Yapılandırmanın ilk sonuçları
Yapılandırmadaki ilk sonuçları da paylaşan Ağbal, şu ana kadar vergi dairelerine olan borçlar bakımından 4,3 milyar liralık alacağın yapılandırılması için müracaat yapıldığını ve 1 milyon 103 bin dilekçe alındığını bildirdi. Ağbal, "Bu rakamlar özellikle son birkaç gün içerisinde çok hızlı şekilde daha da artacak. Şu an için yaklaşık 500 bin vatandaşımız müracaatlarını yaptı." dedi. Söz konusu 1 milyon 103 bin başvurunun 826 binini internetten aldıklarını da aktaran Ağbal, bunun sevindirici olduğunu ifade etti.

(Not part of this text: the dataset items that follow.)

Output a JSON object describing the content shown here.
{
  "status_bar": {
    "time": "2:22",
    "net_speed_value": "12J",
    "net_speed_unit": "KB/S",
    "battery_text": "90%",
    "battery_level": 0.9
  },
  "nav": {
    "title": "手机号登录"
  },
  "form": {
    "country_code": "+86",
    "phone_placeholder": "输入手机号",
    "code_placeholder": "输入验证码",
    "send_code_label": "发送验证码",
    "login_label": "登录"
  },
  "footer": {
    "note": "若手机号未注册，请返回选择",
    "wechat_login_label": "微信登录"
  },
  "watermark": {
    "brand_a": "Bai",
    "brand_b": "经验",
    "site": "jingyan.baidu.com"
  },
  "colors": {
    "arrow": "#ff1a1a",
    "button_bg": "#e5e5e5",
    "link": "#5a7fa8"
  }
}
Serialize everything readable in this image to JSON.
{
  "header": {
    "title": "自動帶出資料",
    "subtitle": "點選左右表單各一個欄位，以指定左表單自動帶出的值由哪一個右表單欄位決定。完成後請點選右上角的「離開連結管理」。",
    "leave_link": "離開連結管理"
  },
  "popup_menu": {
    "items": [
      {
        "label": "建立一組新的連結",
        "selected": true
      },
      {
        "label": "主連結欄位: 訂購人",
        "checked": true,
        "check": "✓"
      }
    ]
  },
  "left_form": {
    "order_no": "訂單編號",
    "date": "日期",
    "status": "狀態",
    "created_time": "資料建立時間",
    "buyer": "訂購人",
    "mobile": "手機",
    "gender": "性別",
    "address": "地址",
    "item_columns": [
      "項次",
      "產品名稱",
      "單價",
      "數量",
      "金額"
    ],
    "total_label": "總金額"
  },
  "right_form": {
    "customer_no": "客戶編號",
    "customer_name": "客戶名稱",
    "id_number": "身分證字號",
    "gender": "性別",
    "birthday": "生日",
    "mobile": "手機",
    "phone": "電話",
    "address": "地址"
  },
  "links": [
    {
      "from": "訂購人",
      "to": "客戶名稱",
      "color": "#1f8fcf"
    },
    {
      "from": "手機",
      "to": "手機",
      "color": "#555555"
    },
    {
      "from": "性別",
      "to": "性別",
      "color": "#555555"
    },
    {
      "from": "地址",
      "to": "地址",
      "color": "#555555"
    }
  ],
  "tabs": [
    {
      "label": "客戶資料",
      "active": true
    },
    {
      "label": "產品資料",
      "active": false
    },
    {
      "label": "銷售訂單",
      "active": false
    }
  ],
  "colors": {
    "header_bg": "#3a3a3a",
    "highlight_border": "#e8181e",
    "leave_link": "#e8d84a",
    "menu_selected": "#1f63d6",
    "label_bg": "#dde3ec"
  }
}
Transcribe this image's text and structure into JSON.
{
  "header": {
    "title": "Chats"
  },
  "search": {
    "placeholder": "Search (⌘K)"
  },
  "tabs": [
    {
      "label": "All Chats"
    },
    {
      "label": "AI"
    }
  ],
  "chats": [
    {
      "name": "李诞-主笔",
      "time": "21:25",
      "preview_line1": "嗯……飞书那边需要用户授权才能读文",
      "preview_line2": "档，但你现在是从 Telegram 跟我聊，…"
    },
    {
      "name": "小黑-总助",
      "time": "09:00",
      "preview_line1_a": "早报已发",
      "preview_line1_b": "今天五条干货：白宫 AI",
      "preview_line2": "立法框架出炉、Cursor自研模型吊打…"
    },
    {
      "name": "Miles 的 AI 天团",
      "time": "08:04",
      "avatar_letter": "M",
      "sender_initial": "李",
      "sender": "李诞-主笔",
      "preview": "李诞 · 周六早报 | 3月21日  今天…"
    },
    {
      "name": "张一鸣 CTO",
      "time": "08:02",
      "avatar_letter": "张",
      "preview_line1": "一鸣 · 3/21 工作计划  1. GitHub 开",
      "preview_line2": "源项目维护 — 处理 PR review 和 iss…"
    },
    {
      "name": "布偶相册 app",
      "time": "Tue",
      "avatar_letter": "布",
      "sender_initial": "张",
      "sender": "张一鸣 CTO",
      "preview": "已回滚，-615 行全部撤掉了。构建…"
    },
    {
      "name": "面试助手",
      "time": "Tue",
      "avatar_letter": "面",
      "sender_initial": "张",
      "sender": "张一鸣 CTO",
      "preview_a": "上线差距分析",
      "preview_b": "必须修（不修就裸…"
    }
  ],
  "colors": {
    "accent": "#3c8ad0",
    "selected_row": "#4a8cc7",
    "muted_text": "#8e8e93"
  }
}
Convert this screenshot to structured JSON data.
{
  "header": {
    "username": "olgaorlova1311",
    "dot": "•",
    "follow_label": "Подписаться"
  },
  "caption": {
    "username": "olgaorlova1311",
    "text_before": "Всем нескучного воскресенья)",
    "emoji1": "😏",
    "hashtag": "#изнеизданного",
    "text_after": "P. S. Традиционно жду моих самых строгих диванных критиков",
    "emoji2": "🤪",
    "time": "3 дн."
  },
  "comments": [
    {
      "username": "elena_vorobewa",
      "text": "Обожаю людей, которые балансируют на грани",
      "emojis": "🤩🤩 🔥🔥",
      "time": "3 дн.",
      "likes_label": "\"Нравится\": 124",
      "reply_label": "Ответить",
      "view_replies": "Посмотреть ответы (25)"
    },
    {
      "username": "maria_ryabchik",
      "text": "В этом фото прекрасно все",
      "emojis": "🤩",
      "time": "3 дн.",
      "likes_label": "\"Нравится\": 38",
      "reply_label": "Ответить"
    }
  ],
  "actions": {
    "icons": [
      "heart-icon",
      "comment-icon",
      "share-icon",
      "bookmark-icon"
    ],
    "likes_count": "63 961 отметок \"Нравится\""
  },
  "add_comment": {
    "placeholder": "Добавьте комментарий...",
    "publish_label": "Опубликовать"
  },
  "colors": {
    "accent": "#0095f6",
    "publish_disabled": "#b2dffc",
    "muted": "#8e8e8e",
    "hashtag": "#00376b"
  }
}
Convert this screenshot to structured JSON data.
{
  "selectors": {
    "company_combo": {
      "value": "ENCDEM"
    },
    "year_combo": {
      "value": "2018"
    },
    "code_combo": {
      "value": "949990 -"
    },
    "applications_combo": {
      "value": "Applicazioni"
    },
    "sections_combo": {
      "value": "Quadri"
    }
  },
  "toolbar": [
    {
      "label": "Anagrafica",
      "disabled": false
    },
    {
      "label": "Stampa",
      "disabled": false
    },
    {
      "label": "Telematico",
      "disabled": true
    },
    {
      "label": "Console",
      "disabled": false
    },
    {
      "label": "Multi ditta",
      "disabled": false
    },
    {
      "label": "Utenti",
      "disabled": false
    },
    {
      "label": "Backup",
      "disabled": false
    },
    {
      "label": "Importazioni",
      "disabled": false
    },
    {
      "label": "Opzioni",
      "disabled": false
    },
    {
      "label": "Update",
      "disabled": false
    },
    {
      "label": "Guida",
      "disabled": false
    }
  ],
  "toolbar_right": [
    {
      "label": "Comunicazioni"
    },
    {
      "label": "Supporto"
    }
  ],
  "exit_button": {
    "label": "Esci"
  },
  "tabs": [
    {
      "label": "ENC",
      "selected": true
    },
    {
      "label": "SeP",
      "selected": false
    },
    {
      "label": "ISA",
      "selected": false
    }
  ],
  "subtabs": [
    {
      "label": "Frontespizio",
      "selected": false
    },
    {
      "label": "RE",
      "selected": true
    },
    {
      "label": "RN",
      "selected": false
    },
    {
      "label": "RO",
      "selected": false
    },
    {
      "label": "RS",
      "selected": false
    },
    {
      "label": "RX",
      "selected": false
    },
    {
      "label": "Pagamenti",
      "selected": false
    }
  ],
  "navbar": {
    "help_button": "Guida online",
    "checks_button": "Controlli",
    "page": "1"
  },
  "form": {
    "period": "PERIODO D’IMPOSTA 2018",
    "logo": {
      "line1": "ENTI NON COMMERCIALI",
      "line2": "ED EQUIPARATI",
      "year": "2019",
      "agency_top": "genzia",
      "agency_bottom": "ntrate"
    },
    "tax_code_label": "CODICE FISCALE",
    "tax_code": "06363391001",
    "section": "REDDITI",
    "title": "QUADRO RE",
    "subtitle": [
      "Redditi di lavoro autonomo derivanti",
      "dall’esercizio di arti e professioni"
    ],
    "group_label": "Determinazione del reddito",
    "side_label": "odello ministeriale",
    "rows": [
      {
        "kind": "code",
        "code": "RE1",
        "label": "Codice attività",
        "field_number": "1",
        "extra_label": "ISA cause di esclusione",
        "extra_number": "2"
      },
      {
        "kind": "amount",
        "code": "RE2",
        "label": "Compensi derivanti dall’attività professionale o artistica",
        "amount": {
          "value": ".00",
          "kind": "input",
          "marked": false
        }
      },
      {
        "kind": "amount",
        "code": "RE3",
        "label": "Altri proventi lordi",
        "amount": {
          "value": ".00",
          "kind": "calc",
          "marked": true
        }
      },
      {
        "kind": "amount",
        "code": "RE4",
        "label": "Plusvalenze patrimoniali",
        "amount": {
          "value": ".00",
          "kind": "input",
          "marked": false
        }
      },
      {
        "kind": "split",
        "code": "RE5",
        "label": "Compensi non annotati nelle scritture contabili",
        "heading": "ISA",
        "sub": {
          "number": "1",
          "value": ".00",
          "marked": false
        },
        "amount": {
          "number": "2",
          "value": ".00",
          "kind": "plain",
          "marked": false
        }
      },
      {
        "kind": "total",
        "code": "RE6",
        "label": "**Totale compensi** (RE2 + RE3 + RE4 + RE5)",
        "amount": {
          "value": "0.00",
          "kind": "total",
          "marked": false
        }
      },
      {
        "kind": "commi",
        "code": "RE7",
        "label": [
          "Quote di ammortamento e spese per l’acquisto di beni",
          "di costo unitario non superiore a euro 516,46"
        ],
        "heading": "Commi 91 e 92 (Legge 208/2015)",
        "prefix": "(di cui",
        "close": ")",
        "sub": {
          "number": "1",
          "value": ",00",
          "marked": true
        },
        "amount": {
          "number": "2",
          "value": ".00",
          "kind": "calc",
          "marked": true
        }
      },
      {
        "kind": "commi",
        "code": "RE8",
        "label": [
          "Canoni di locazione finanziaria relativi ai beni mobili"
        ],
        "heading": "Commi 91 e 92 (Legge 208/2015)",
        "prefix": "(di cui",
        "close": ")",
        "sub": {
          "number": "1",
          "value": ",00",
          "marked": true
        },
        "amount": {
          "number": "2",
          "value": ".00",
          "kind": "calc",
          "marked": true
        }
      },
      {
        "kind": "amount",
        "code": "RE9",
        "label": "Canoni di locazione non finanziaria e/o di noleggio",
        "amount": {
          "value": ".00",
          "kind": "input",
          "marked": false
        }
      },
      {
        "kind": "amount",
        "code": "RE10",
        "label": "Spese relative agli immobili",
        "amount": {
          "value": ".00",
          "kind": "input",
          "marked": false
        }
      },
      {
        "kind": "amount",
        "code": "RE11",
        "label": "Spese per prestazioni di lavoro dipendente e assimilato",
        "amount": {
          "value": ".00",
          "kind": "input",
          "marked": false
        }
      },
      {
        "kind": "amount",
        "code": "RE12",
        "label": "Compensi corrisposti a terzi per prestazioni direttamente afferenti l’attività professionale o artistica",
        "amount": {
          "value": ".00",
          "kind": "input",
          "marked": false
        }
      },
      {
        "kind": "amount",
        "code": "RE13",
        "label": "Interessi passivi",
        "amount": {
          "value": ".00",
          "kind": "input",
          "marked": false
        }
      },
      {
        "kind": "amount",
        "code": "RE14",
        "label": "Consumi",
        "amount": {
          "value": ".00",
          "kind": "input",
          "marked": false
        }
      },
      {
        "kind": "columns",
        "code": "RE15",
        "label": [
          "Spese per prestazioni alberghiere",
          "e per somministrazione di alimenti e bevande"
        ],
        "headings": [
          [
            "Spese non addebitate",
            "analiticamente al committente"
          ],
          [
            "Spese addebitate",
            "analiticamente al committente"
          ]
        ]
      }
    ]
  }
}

Büyüme tahmini yukarı çekilecek

Kredi derecelendirme kuruluşu Fitch'in Türkiye'ye yönelik büyüme beklentilerini yükseltmesine ilişkin de değerlendirmelerde bulunan Ağbal, şunları kaydetti: "15 Temmuz alçak darbe girişimi sonrasında başta bu kredi derecelendirme kuruluşları olmak üzere birçok kesim Türkiye ekonomisinin darbe sonrası dönemde toparlanamayacağını iddia etti. Bir sürü kriz senaryoları üretilmeye çalışıldı. Türkiye ekonomisiyle ilgili son derece kötümser tahminlerde bulunuldu ve Türkiye ekonomisinin tekrar büyüyemeyeceği konusunda çok iddialı laflar edildi. Hükümet olarak ilk andan itibaren Sayın Cumhurbaşkanımızın liderliğinde bütün bu meselede Türkiye ekonomisinin temel dinamiklerinin sağlam olduğunu, bu meseleyi çok hızlı bir şekilde aşacağını ve ekonominin çok hızlı bir şekilde toparlanacağını söyledik. Hükümet olarak çok hızlı ve isabetli kararlar almak suretiyle ekonominin dönen çarklarını hızlandırmayı da başardık. Şimdi de şunu söylüyoruz, 2017'nin ikinci çeyreği, birinci çeyreğinden daha iyi olacak. Bunun öncü göstergelerini ekonomiyle ilgili açıklanan verilerden görmek mümkün. Orta Vadeli Program'da ortaya koyduğumuz yüzde 4,4'lük bir büyüme tahmini vardı. Şimdiden Türkiye ekonomisinin bu tahminler üzerinde büyümeyi yakalayacağı herkes tarafından kabul edilmeye başladı. Fitch, yaptığı bu değerlendirmeyi de sonra tekrar revize edecek. Büyümeyi daha da yukarı çekecekler."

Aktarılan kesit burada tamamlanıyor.